Is it worth it? Absolutely. But only if you’re smart about it.
Amazon is designed in such a way that the more an item sells, the more air time it gets. And the more air time it gets, the more it sells. This happens through their recommendation program (that list of Amazon Recommendations that appears at the bottom of a product page) and their “Customers who bought this also bought…” program. When your book hits these promotional venues, it can find fans who never knew you or it even existed. And if priced right, shoppers will throw your book in their cart, assuming that since they like Joe Schmoe, they’ll like you.
So what does this have to do with KDP Select? Everything. KDP Select is the quickest way to get your book air time. When it gets air time, it will start selling. And when it starts selling as few as 300 or 400 copies a month, Amazon starts recognizing it and lists it as a recommended product and such.
But how do you ensure your book gets air time through KDP Select? Well, you need to make it on to the Kindle Top 100 FREE Best Seller list. Preferably, near the top.
HOW TO HIT THE KINDLE BEST SELLER LIST
1. Make sure it’s the right genre. Mysteries, romances…straight category fiction does really well in the ebook format, because let’s face it: most ebook readers are people who are traveling or people who read purely for entertainment. Not because they’re looking to change the world or themselves or become better people.
2. Give your book a great cover. Keep in mind that the Kindle store keeps covers very small. Almost thumbnail size. So make sure the title stands out by making it large and dark. Images don’t have to be as visible…they just have to be alluring enough to get someone to click on the cover and see a larger size. And whatever you do, don’t skimp on quality. This is one of the few of the costly aspects of the ebook process that is essential to success. So pay a professional or find a college student and pay him. Do what it takes to get a great, professional-looking cover.
3. Give your book a great description, complete with reviews. Don’t punk out and slap up your book’s back cover copy in the description section. Think of this more as your only chance to sell the book to a customers. So really work the copy, including reviews, links and whatever it takes to prove it’s a great read. This is also a great opportunity to link to other books in the series or other books that you’ve written. I guarantee you’ll see those sales go up, too.
4. Use up all of the FREE days at once. It’s tempting to spread your days out over time, but what I’ve found is that you get much more out of your days if you use them at once. This is because you give your book more time to build interest and reach people. You also give it more time to climb the best seller list. I’d say the best days for doing a promotion are probably Tuesday, Wednesday, Thursday, Friday and Saturday. But you can play with it and find what works for your readers.
5. Have a marketing campaign in place. Just like we discussed last week, a steady marketing campaign complete with guest blog posts, blog tours, ReTweets and more gets people to pay attention to your book. I’ve also found that updating those you know on its status (example: We’re now #7 on the best seller list! Tell your friends so we can hit #6!) helps mobilize people toward action.

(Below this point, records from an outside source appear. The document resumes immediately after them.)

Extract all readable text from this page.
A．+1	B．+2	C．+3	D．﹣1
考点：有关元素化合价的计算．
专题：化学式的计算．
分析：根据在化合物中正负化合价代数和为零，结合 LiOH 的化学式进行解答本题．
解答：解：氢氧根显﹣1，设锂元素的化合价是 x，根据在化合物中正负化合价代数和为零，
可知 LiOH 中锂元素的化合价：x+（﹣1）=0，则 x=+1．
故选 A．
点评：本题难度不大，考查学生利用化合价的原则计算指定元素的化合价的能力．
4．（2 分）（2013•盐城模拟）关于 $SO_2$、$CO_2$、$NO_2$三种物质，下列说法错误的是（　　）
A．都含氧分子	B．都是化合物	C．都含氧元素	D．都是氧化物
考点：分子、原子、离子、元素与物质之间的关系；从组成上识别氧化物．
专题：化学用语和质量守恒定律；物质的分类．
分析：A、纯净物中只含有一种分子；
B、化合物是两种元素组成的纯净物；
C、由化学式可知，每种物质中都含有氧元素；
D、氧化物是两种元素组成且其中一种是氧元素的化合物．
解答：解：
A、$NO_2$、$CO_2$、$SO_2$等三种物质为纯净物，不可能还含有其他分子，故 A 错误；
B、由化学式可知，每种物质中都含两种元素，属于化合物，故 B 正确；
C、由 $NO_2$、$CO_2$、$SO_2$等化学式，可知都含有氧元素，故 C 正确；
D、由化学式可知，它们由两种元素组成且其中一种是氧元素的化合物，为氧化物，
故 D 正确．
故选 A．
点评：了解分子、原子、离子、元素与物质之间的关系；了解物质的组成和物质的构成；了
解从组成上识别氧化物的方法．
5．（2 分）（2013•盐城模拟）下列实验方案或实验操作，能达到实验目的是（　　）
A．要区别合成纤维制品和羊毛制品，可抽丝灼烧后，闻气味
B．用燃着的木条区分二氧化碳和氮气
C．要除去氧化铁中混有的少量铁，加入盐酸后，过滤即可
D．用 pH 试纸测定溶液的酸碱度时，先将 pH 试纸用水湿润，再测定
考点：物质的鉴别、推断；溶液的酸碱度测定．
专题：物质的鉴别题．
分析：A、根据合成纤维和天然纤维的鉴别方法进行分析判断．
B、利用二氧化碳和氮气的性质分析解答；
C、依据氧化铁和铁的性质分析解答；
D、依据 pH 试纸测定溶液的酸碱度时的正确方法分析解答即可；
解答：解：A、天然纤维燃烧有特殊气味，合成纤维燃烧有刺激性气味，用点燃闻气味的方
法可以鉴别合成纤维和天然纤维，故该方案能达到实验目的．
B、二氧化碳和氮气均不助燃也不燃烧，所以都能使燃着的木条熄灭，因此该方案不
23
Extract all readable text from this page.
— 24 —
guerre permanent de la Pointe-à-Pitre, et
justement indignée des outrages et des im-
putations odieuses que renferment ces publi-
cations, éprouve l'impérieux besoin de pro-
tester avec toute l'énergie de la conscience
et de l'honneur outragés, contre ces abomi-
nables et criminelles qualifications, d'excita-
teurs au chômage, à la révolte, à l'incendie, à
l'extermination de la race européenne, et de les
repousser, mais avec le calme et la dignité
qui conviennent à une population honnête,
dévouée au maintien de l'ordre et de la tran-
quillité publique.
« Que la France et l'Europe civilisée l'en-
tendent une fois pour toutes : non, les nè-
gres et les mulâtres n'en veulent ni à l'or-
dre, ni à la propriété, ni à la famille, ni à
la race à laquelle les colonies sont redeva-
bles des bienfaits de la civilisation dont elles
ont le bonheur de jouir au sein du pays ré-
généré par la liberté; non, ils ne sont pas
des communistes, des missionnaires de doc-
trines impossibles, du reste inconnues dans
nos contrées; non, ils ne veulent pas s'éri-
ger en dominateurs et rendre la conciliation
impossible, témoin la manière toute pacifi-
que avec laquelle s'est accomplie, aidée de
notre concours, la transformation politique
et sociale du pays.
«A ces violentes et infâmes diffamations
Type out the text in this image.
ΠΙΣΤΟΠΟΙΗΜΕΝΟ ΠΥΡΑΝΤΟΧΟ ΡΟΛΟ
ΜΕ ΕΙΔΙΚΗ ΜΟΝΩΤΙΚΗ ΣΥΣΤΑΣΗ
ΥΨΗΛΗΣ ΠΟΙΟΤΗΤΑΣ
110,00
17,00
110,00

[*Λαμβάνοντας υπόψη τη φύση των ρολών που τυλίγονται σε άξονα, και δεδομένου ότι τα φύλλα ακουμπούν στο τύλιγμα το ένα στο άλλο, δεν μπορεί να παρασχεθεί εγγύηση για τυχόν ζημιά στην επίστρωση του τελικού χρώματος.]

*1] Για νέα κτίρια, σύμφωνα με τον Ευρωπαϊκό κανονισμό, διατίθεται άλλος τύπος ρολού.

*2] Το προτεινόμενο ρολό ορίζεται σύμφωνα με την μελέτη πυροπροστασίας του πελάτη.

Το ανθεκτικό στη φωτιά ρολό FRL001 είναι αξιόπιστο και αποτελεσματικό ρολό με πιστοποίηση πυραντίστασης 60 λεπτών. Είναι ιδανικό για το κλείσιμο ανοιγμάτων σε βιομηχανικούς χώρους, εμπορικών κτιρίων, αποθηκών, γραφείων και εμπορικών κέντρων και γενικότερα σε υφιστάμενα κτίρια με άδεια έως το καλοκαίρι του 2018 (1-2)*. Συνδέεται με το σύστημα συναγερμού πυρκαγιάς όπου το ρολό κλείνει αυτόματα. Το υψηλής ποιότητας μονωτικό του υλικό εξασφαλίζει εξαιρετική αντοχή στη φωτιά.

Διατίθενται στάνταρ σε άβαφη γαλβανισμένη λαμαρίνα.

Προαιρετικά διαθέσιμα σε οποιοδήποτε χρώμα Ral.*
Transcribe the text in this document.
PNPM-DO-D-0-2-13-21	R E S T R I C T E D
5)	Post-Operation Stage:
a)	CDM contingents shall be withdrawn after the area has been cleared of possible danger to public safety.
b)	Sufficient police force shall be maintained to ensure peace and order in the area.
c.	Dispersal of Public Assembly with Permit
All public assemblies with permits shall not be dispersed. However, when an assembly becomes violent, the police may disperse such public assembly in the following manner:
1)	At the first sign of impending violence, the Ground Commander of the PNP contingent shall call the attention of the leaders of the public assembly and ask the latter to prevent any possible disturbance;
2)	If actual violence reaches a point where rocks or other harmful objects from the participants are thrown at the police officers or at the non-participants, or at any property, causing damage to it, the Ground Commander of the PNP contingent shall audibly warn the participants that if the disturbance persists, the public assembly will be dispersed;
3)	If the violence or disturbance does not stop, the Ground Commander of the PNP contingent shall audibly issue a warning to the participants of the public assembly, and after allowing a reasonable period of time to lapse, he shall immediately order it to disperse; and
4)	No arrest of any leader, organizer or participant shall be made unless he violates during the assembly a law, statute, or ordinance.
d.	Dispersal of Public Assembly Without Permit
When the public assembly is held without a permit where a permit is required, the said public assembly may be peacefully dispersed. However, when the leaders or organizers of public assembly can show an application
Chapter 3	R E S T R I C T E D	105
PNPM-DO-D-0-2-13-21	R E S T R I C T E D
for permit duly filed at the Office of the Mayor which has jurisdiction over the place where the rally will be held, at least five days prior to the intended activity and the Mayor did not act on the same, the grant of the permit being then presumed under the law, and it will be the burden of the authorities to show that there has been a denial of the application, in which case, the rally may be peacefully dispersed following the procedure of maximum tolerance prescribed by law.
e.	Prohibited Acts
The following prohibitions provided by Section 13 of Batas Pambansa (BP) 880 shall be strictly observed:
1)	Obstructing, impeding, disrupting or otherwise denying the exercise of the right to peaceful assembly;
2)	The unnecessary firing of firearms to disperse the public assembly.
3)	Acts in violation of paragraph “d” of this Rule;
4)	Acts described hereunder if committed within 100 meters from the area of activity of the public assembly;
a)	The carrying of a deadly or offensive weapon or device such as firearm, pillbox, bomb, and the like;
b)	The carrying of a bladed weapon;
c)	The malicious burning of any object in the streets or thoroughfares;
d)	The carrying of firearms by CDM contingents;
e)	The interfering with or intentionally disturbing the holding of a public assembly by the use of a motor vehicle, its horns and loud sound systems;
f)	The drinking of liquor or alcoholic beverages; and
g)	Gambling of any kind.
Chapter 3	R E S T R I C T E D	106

6. Make sure the price is right for when the FREE days are over. The last thing you want is for momentum to die. So, make sure your book is reasonably priced for when it FREE days are over. $4.99 and less works best, though I’d probably keep it under $2.99. A lower price will keep people buying it, therefore perpetuating how long it sits in the spotlight.
These are tried and true, folks, but that doesn’t mean there aren’t more good strategies out there. I’d love to hear your thoughts and also any questions you may have on the process!